Chlorine is not used because its the safest or even the most effective means of treatment, its used because it is the cheapest means of treatment. In spite of all our technological advances over the 100 years we still essentially pour bleach into our water before we drink it. The long term effects of chlorinated drinking water have just recently been documented. It is not uncommon to find more chlorine in tap water than is recommended safe for a swimming pool." (Source)

It poses a problem for me because I have sworn off bottled water (for the most part) due to the enormous strain of millions of bottles on our landfills. I was buying Aquafina, which is processed by reverse osmosis, which filters out most things including chlorine. What kind of water do you drink, even if you don't have a thyroid problem?


  1. Insane isn't it? We are actually hoping to get a grant to help my sister get a water filtration system for her house. She's battling stage 4 pancreatic cancer.. and the effects of "city water" is huge. You not only absorb it when you consume it.. but also bathing in it. Right now all the water she uses is distilled.. ALL the water.. for washing anything, bathing, drinking, etc.

    A lot of this stuff isn't in the forefront of one's attention, until something goes wrong. Then it is a big wake up call and you realize how polluted our environment really is.

    Good luck with your thyroid.. now maybe your efforts to be healthier will be more fruitful!

  2. Thanks, Anne. Yes, it's one of those 'overlooked' facts that affect us all. Some areas are now using chloramine instead of chlorine because it's cheaper. It doesn't air out after sitting for 24 hours (or forever) like chlorine.

    I wrote about chlorinated shower water in the early days of this blog. Might be under 'Potable Water' label.

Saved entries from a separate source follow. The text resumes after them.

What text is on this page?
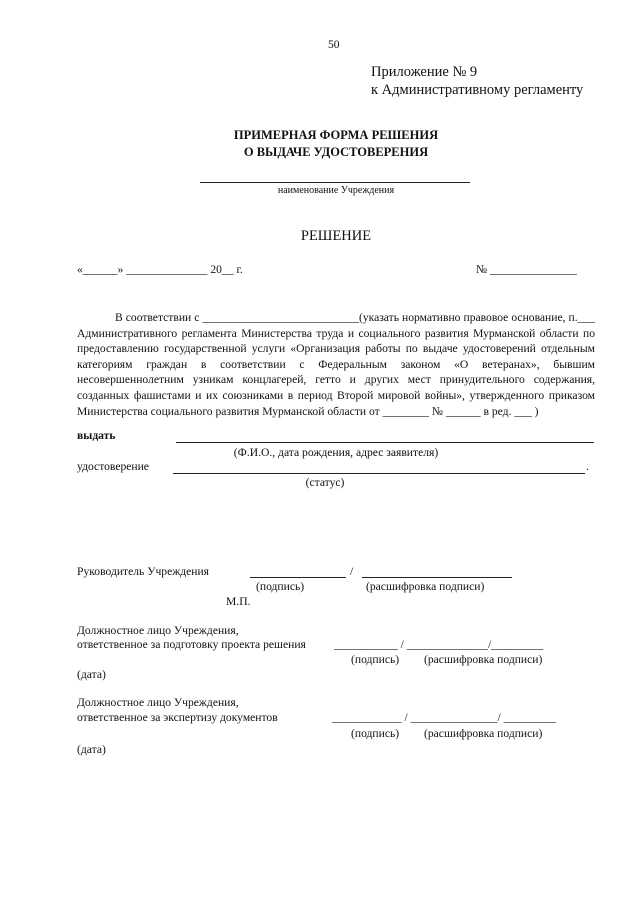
50
Приложение № 9
к Административному регламенту
ПРИМЕРНАЯ ФОРМА РЕШЕНИЯ
О ВЫДАЧЕ УДОСТОВЕРЕНИЯ
наименование Учреждения
РЕШЕНИЕ
«______» ______________ 20__ г.	№ _______________

В соответствии с ___________________________(указать нормативно правовое основание, п.___ Административного регламента Министерства труда и социального развития Мурманской области по предоставлению государственной услуги «Организация работы по выдаче удостоверений отдельным категориям граждан в соответствии с Федеральным законом «О ветеранах», бывшим несовершеннолетним узникам концлагерей, гетто и других мест принудительного содержания, созданных фашистами и их союзниками в период Второй мировой войны», утвержденного приказом Министерства социального развития Мурманской области от ________ № ______ в ред. ___ )

выдать
(Ф.И.О., дата рождения, адрес заявителя)
удостоверение	.
(статус)
Руководитель Учреждения	/
(подпись)	(расшифровка подписи)
М.П.
Должностное лицо Учреждения,
ответственное за подготовку проекта решения ___________ / ______________/_________
(подпись) (расшифровка подписи)
(дата)
Должностное лицо Учреждения,
ответственное за экспертизу документов	____________ / _______________/ _________
(подпись) (расшифровка подписи)
(дата)
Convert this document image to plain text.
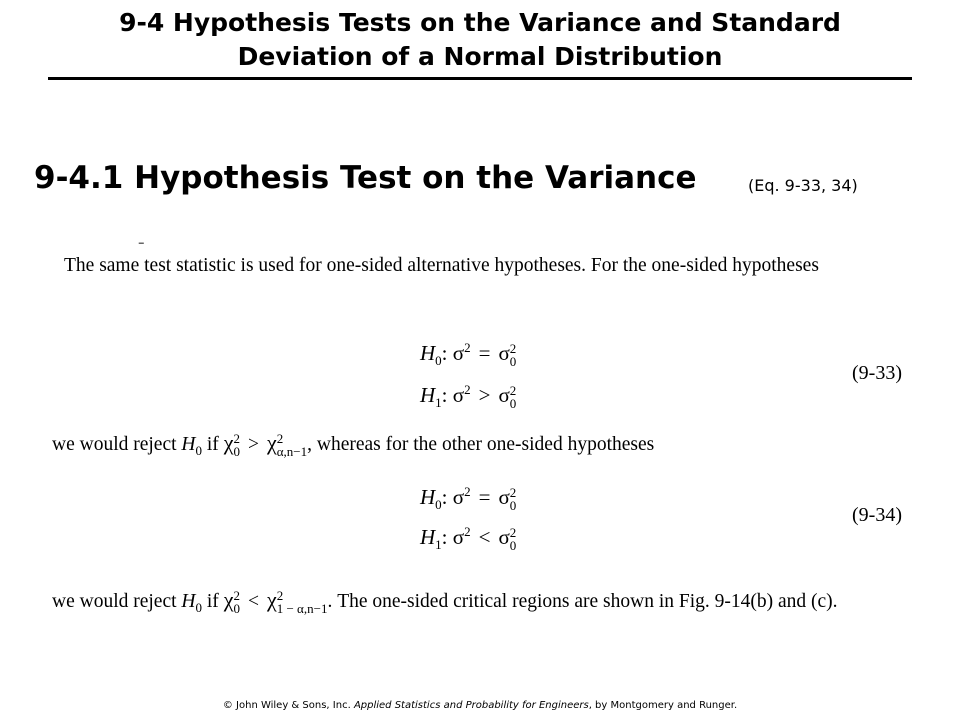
9-4 Hypothesis Tests on the Variance and Standard
Deviation of a Normal Distribution
9-4.1 Hypothesis Test on the Variance	(Eq. 9-33, 34)
-
The same test statistic is used for one-sided alternative hypotheses. For the one-sided hypotheses
$H_0$: $\sigma^2 = \sigma$ 2
0
$H_1$: $\sigma^2 > \sigma$ 2
0
(9-33)
we would reject $H_0$ if χ 2
0 > χ 2
α,n−1 , whereas for the other one-sided hypotheses
$H_0$: $\sigma^2 = \sigma$ 2
0
$H_1$: $\sigma^2 < \sigma$ 2
0
(9-34)
we would reject $H_0$ if χ 2
0 < χ 2
1 − α,n−1 . The one-sided critical regions are shown in Fig. 9-14(b) and (c).
© John Wiley & Sons, Inc. Applied Statistics and Probability for Engineers, by Montgomery and Runger.
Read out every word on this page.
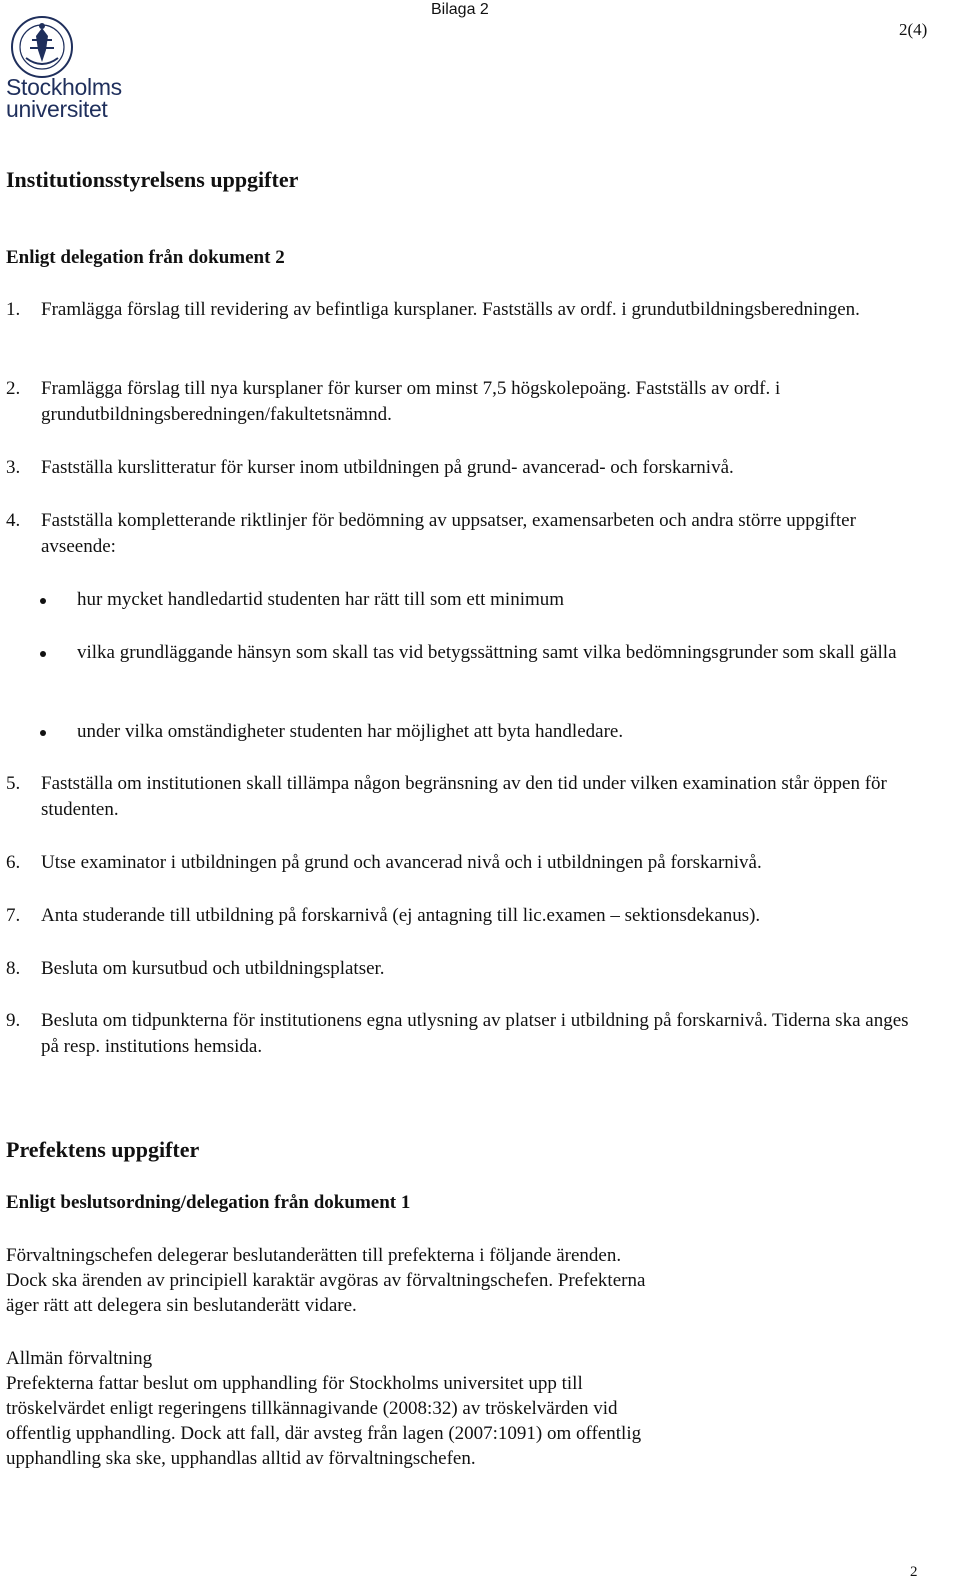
Stockholms
universitet
Bilaga 2
2(4)
Institutionsstyrelsens uppgifter
Enligt delegation från dokument 2
1. Framlägga förslag till revidering av befintliga kursplaner. Fastställs av ordf. i grundutbildningsberedningen.
2. Framlägga förslag till nya kursplaner för kurser om minst 7,5 högskolepoäng. Fastställs av ordf. i grundutbildningsberedningen/fakultetsnämnd.
3. Fastställa kurslitteratur för kurser inom utbildningen på grund- avancerad- och forskarnivå.
4. Fastställa kompletterande riktlinjer för bedömning av uppsatser, examensarbeten och andra större uppgifter avseende:
hur mycket handledartid studenten har rätt till som ett minimum
vilka grundläggande hänsyn som skall tas vid betygssättning samt vilka bedömningsgrunder som skall gälla
under vilka omständigheter studenten har möjlighet att byta handledare.
5. Fastställa om institutionen skall tillämpa någon begränsning av den tid under vilken examination står öppen för studenten.
6. Utse examinator i utbildningen på grund och avancerad nivå och i utbildningen på forskarnivå.
7. Anta studerande till utbildning på forskarnivå (ej antagning till lic.examen – sektionsdekanus).
8. Besluta om kursutbud och utbildningsplatser.
9. Besluta om tidpunkterna för institutionens egna utlysning av platser i utbildning på forskarnivå. Tiderna ska anges på resp. institutions hemsida.
Prefektens uppgifter
Enligt beslutsordning/delegation från dokument 1
Förvaltningschefen delegerar beslutanderätten till prefekterna i följande ärenden.
Dock ska ärenden av principiell karaktär avgöras av förvaltningschefen. Prefekterna
äger rätt att delegera sin beslutanderätt vidare.
Allmän förvaltning
Prefekterna fattar beslut om upphandling för Stockholms universitet upp till
tröskelvärdet enligt regeringens tillkännagivande (2008:32) av tröskelvärden vid
offentlig upphandling. Dock att fall, där avsteg från lagen (2007:1091) om offentlig
upphandling ska ske, upphandlas alltid av förvaltningschefen.
2
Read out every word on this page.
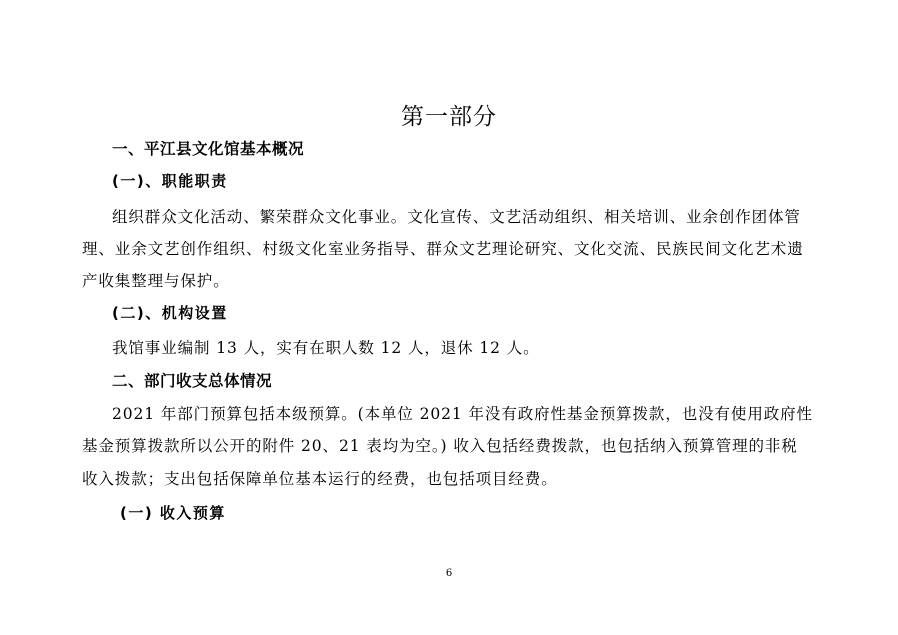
第一部分
一、平江县文化馆基本概况
(一)、职能职责
组织群众文化活动、繁荣群众文化事业。文化宣传、文艺活动组织、相关培训、业余创作团体管
理、业余文艺创作组织、村级文化室业务指导、群众文艺理论研究、文化交流、民族民间文化艺术遗
产收集整理与保护。
(二)、机构设置
我馆事业编制 13 人，实有在职人数 12 人，退休 12 人。
二、部门收支总体情况
2021 年部门预算包括本级预算。(本单位 2021 年没有政府性基金预算拨款，也没有使用政府性
基金预算拨款所以公开的附件 20、21 表均为空。) 收入包括经费拨款，也包括纳入预算管理的非税
收入拨款；支出包括保障单位基本运行的经费，也包括项目经费。
(一) 收入预算
6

  3. Yep. After me and hubby moved to Philadelphia and drank the city water there for a couple of years we both 'mysteriously' became hypothyroid. We were getting the double whammy of chlorine and fluoride. Now we don't use fluoridated toothpaste, have a shower filter that removes the chlorine, and drink reverse osmosis water.

  4. I have to thank you again for your thoughtful and well-written articles. Thank you for making this type of information available and "consumable" by your readers. As I am also hypothyrodic and trying to manage my condition without medication, this has given me a lot to think about. Keep up the good work!

  5. Thanks. I'm always pleased if anyone else gets something from my posts!